Vor allem Schriftzüge in dem Stil seien sehr gefragt gewesen. „Häufig sind das die Namen der eigenen Kinder oder bedeutende Daten“, erklärt Manuel Wurster, Inhaber von Murphys Tattoo Studio in Horb. Laut Benjamin Drzyzga, dem Inhaber von „TheInkStop“ in Loßburg, lagen aber auch florale Motive, insbesondere die Pfingstrose, im Trend.

One-Line, Dotwork und Neo-Tribals

Anknüpfend an den Fine-Line-Trend, erfreuten sich auch One-Line-Tattoos, die wie der Name schon sagt, aus einer einzigen, durchgehenden Linie bestehen, großer Beliebtheit.

Zwei Kolibris im One-Line-Stil, gestochen im „SideAlleyInk“ in Baiersbronn Foto: Pascal Göcks

„Ein weiterer Trend ist Dotwork – also Motive, die komplett aus feinen Punkten bestehen und dadurch eine besondere Struktur und Tiefe bekommen“, erklärt Wurster. Dabei waren laut Drzyzga vor allem Mandalas im Dotwork-Stil gefragt. „Außerdem sehe ich, dass farbige Tattoos wieder mehr nachgefragt werden“, ergänzt Wurster.
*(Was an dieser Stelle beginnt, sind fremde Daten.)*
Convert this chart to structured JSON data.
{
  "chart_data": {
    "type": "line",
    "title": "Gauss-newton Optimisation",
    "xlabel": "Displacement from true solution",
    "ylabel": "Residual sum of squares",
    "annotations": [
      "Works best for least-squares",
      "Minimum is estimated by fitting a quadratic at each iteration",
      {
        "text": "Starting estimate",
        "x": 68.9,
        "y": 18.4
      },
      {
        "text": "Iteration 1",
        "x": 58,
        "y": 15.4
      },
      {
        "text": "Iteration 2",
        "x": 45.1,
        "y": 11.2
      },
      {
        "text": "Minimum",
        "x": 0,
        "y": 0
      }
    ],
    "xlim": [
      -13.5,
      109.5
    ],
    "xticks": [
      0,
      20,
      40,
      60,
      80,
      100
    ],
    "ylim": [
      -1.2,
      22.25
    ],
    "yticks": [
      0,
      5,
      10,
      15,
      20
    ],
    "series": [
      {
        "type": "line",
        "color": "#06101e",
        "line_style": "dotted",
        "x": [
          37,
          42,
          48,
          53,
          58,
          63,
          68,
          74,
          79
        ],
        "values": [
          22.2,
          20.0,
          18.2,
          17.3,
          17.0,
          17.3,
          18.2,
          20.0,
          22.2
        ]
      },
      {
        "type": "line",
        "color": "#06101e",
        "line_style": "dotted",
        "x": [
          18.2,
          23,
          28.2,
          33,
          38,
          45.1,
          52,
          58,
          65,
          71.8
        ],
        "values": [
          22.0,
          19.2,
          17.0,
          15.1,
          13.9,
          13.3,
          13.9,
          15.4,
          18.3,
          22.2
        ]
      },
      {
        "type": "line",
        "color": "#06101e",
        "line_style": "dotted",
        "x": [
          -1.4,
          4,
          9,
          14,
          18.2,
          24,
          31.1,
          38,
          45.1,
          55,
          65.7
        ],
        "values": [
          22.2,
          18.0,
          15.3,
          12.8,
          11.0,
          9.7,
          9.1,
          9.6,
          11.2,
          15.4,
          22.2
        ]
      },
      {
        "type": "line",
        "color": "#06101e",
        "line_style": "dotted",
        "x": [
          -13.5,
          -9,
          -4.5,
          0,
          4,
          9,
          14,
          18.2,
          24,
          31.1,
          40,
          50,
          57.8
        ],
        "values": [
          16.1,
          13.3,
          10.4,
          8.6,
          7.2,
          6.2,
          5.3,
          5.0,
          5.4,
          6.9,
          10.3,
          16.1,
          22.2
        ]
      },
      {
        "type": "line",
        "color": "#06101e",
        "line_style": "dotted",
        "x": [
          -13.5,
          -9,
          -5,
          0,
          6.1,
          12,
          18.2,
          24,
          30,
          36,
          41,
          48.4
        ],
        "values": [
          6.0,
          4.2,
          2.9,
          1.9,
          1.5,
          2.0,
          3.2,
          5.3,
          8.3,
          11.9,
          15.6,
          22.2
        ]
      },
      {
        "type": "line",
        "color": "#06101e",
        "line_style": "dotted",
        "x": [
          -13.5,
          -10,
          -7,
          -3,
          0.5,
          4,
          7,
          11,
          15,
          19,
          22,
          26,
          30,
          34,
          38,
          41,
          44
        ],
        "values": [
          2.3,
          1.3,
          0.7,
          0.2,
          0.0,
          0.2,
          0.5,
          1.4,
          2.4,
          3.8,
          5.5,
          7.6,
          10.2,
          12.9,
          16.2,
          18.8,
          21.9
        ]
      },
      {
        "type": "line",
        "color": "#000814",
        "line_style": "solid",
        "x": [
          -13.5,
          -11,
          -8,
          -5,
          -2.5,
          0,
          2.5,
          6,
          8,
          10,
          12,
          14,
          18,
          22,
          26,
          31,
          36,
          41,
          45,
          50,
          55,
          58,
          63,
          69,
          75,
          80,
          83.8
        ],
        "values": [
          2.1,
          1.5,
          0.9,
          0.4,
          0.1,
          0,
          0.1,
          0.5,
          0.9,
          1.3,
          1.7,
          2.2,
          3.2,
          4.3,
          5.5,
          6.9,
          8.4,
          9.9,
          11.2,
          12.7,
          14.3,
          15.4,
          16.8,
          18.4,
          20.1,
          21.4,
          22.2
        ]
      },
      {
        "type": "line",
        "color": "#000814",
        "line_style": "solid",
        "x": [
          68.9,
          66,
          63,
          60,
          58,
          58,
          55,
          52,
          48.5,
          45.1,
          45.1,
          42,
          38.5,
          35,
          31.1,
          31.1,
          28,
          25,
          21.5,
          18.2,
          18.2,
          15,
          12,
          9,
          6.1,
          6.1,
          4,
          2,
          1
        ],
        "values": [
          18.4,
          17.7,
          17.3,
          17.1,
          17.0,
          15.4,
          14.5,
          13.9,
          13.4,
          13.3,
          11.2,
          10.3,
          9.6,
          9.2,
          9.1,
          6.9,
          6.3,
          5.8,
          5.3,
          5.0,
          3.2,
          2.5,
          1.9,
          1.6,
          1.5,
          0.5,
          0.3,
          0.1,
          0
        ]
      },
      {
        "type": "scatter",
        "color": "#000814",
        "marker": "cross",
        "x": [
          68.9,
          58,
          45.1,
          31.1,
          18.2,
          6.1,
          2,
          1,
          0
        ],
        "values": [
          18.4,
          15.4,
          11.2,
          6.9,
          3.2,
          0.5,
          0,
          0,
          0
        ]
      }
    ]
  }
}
Auch Neo-Tribals, eine moderne Interpretation der traditionellen Stammesmuster (Tribals), würden immer beliebter, gerade in der Technoszene, erklärt Drzyzga. Er habe auch schon wieder erste Anfragen für ein „Arschgeweih“ bekommen – nun allerdings in dem modernen Neo-Tribal-Stil.

Schwarzwald, Natur und Heimat

Ein besonders beliebtes Motiv sei auch der Schwarzwald gewesen, meint Isabella Memovic, Inhaberin von „Old&Art Tattoo“ in Alpirsbach. „Alles mit Wald, mit Natur, mit Heimat“, bestätigt Lison.

Auch im „Tannen Nadel Tattoo“ in Freudenstadt machte sich das Verbundenheitsgefühl mit den Schwarzwald bemerkbar. Das Nummer-Eins-Motiv in Martin Kühnemuths Studio: Tannenbäume in jedweder Form.

Die kuriosesten Tattoo-Motive 2025

Manche Kunden wurden bei ihren Tattoo-Wünschen aber auch sehr kreativ. In Horb stach Wurster im vergangenen Jahr ein Tattoo mit der Aufschrift: „Bitte keine Wiederbelebung“. Inspiriert durch einen Tik-Tok-Trend bekam Pascal Göcks, Inhaber von „SideAlleyInk“ in Baiersbronn, die Anfrage, einen menschlichen Bissabdruck zu tätowieren.

In Freudenstadt brachte Kühnemuth indessen ein Auge mit drei Pupillen, ein Pferd mit drei Köpfen, zwei Skelette auf einem Roller sowie die Venusstatue vom Marktplatz unter die Haut seiner Kunden. Das absolute Highlight in seinem Studio seien aber natürlich die „Tal X“-Tattoos anlässlich der Gartenschau in Freudenstadt und Baiersbronn gewesen, erzählt Kühnemuth.

Diese Trends sagen die Tätowierer für 2026 voraus

„Ich schätze, dass Fine-Line-Tattoos auch in 2026 ein großer Trend sein werden, weil sie einfach schlicht und dezent sind, nicht dick auftragen, aber trotzdem einfach schön aussehen, geschweige denn ein guter Einstieg sind, um die Welt der Tattoos besser kennenzulernen“, so Göcks Vorhersage.

Wurster sieht indessen weiterhin einen starken Trend zu Cover-Ups: „Viele möchten alte Tattoos überarbeiten oder überdecken lassen.“ Stilistisch lägen dabei Mandalas, Fine-Line-Blumen, Namen und Tierporträts nach wie vor ganz vorne. Kühnemuth hingegen ist sich sicher: Generell kommen die Trends aus der Großstadt, wie etwa die Neo-Tribal-Tattoos, früher oder später auch bei uns auf.